For roughly $15,000, his company can arrange the hospital in Los Angeles, the doctor, the house and car rental, and any number of other extras for wealthy Chinese parents-to-be.
Since then, government agencies have gotten wise to this and are cracking down. Just last month the International Business Times ran a story about this:
Many wealthy Chinese parents have for years tried to deliver their babies first in Hong Kong, now in the United States, so they could get around China's one-child law and make sure their children are granted either Hong Kong or U.S. citizenship.
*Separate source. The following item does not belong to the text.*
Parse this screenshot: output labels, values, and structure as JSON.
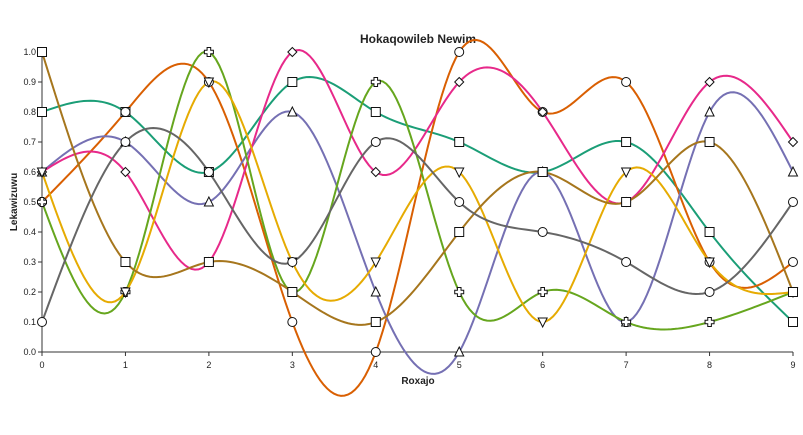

But now, many of these parents have to get more creative than ever as authorities wise up to the tactic.
But it's not just the Chinese and it's not just the US. Canada is also in the news:
Carrying fraudulent, forged and stolen passports, dozens of Nigerian women began making their way to Toronto not long ago — so many that last year the Canada Border Services Agency identified it as a “trend.”
The women were between the ages of 20 and 35, and were traveling with the help of “facilitation” agents. “The city of Toronto is the main destination for these women because many Nigerians live there,” the CBSA wrote in an Intelligence Bulletin.
These women were, of course, pregnant, and since 1947 any person born in Canada is automatically a Canadian citizen, just as has been true in the US since 1868. I suspect that the average person in the US assumes that most of this kind of activity takes place among Mexican women crossing the border illegally to have their baby in the US. However, as USA Today reported a couple of years ago, there is no evidence that this is widespread.